The project provides first responders with the Narcan tool kits which reverse an opioid overdose.
So far, more than 3,600 kits have been distributed to agencies statewide.
Arkansas Drug Director Kirk Lane recently distributed 139 kits to four departments in Saline County.
Two of those were Benton Police Department and the Saline County Sheriff’s Office.
As responders have spent countless hours training and using their Narcan kits to save lives, time is showing them they’ve got another concern on hand.
"Marijuana used to be the trend, then it was meth, now it's heroin and fentanyl,” said Sgt. Quinton Jackson with the Benton Police Department.
When the Arkansas Naloxone Project started in 2016, most overdoses handled were prescription pills.
But now, more potent opioids being used increases the danger for responders themselves.
"The heroin is what we use the Narcan most for,” said Oliver.

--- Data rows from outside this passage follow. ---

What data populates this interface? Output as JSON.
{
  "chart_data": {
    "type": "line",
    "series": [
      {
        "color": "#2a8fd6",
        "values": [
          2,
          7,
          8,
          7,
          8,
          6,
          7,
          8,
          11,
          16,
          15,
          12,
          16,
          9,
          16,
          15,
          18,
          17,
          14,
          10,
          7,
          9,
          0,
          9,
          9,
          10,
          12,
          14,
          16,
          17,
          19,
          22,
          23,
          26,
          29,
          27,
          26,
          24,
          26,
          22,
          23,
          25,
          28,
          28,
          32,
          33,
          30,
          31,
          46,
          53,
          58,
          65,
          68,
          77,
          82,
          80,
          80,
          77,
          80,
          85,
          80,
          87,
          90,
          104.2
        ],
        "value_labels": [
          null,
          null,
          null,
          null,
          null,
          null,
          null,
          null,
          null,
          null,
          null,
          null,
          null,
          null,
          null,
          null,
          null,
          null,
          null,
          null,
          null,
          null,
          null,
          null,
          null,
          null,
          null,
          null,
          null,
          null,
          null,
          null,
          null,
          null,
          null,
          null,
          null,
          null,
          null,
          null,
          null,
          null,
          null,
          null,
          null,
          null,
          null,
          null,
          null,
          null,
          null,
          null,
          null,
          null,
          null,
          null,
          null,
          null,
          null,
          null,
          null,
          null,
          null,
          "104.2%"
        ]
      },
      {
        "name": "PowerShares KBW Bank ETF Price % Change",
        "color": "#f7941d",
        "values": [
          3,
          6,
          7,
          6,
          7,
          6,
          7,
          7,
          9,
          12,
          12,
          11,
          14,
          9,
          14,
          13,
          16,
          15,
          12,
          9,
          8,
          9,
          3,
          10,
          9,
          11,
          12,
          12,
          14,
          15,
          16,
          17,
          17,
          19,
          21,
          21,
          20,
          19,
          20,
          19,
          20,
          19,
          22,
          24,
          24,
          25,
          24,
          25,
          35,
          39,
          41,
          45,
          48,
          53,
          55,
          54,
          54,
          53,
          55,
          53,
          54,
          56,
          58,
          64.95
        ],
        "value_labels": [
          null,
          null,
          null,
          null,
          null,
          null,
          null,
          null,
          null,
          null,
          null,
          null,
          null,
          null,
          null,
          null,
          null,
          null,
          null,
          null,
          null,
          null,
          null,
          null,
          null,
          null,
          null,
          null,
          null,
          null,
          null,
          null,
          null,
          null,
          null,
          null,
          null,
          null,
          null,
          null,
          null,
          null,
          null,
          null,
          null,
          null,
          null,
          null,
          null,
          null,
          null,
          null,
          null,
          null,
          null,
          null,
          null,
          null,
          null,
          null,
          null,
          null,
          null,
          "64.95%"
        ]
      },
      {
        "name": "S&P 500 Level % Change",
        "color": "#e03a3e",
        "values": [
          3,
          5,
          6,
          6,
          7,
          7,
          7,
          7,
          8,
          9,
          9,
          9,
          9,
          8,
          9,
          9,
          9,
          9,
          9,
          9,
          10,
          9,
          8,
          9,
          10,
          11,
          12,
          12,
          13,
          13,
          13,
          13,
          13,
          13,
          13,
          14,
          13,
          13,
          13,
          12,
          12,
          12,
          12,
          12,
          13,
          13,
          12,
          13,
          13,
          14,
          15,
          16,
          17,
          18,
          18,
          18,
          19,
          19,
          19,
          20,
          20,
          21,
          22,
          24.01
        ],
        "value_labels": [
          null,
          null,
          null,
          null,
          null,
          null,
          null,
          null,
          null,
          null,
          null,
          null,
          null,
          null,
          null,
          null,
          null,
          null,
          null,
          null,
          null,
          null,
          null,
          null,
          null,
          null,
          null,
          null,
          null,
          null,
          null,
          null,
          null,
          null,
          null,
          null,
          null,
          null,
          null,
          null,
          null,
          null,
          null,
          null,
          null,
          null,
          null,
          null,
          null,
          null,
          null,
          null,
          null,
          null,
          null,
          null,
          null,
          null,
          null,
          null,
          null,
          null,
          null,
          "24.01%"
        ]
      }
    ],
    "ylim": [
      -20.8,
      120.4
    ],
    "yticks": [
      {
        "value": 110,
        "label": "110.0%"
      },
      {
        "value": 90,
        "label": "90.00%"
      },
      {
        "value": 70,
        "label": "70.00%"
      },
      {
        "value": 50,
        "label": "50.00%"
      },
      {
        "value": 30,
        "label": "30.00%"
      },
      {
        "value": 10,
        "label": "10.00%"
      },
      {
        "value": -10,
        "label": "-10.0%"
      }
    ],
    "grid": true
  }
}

Kirk Lane said about half of the reported heroin overdoses are either coming back laced with Fentanyl or pure Fentanyl, an opioid much powerful than heroin.
So, as the dangers of drugs grow, changes are being made.

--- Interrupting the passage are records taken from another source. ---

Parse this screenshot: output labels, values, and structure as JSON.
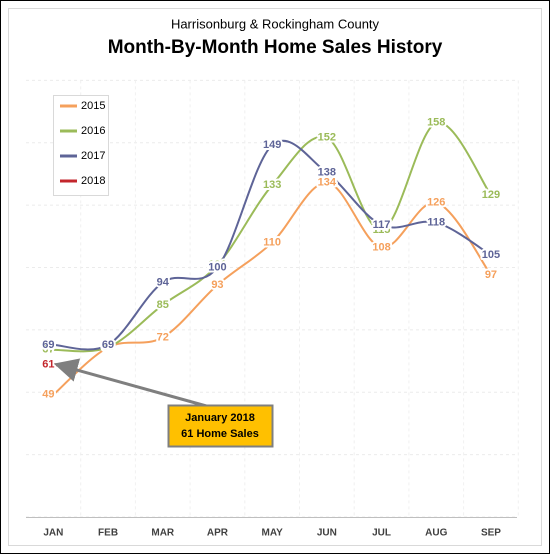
{
  "chart_data": {
    "type": "line",
    "subtitle": "Harrisonburg & Rockingham County",
    "title": "Month-By-Month Home Sales History",
    "categories": [
      "JAN",
      "FEB",
      "MAR",
      "APR",
      "MAY",
      "JUN",
      "JUL",
      "AUG",
      "SEP"
    ],
    "series": [
      {
        "name": "2015",
        "color": "#f5a05c",
        "values": [
          49,
          68,
          72,
          93,
          110,
          134,
          108,
          126,
          97
        ]
      },
      {
        "name": "2016",
        "color": "#9bbb59",
        "values": [
          67,
          68,
          85,
          101,
          133,
          152,
          115,
          158,
          129
        ]
      },
      {
        "name": "2017",
        "color": "#5e6497",
        "values": [
          69,
          69,
          94,
          100,
          149,
          138,
          117,
          118,
          105
        ]
      },
      {
        "name": "2018",
        "color": "#c3262c",
        "values": [
          61,
          null,
          null,
          null,
          null,
          null,
          null,
          null,
          null
        ]
      }
    ],
    "ylim": [
      0,
      175
    ],
    "yticks": [
      0,
      25,
      50,
      75,
      100,
      125,
      150,
      175
    ],
    "grid": true,
    "legend": "upper left",
    "smooth": true,
    "annotation": {
      "lines": [
        "January 2018",
        "61 Home Sales"
      ],
      "target": {
        "series": 3,
        "index": 0
      }
    }
  }
}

When the program started, the kits came with latex gloves, but as officers have learned more about the dangers of the drugs in their communities, the kits were replaced with Nitrile gloves.
“We switched to the Nitrile gloves due to the drugs like Fentanyl being able to get through the latex, so these keep that out and keep us safer,” said Oliver.
"You know we might be using Narcan on each other because we could accidentally touch or open whatever the case may be,” said Jackson.
Project grant-funding also trains responders on how to safely administer Narcan and handle drugs to prevent harm to themselves.
It’s important to know that the NARCANsas app is available for the general public.
It has the ability to help you learn to properly administer Narcan. It also has other resources for treatment and recovery.
The app is free and can be downloaded on both Android and Apple devices.